During early nervous system development, neural stem cells exit the cell cycle and commit to the neuronal phenotype, after which begins the process of neurite outgrowth that gives rise to axons and dendrites. Axons are responsible for establishing and maintaining synaptic connections with target tissues during nervous system development, and are thus essential for the continued development and functionality of the central nervous system (CNS). Folate receptor 1 (Folr1), one of several folate uptake systems, is necessary for the formation of the neural tube, a process that occurs before neurons differentiate and adopt their neuronal morphology.

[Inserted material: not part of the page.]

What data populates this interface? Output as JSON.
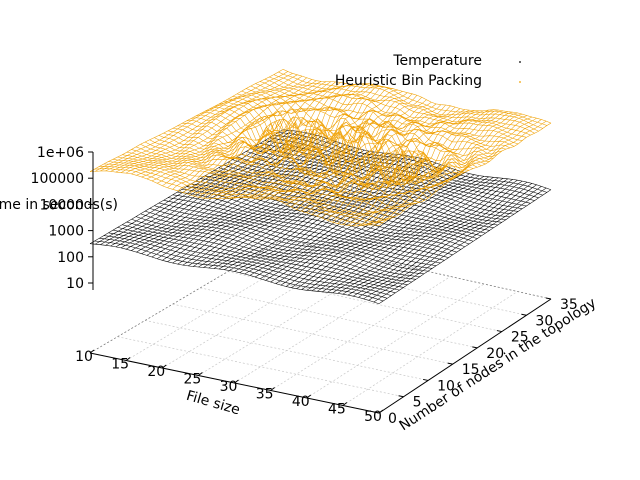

Deficiency of Folr1 in developing vertebrate embryos leads to neural tube defects because of the failure of the neural tube to form and close. Whether Folr1 is important for later stages of spinal cord development is not yet known. Thus, the focus of my thesis is to investigate the role of Folr1 in axon development in the embryonic spinal cord. Here I show that Folr1 is expressed throughout the axons of embryonic spinal cord explants isolated from neural tube stage X. laevis embryos. Using a loss-of-function approach I show that knockdown of Folr1 in embryonic spinal cord explants results in axon retraction, as well as reduced βIII-tubulin enrichment in axons and altered filopodia production and actin dynamics in axonal growth cones. Moreover, I find that the elongation factor eEF1A2, a GTP-binding protein that non-canonically regulates F-actin dynamics, interacts and colocalizes with Folr1 in embryonic spinal cord neuron axons. Knockdown of Folr1 results in depletion of eEF1A2 and phospho(Ser358)-eEF1A2 in axons, and altered localization of eEF1A2 in growth cones. Taken together, these results indicate that Folr1 is important for axon outgrowth during spinal cord development and suggest that interaction of Folr1 with eEF1A2 facilitates proper function of cytoskeletal proteins important for growth cone dynamics.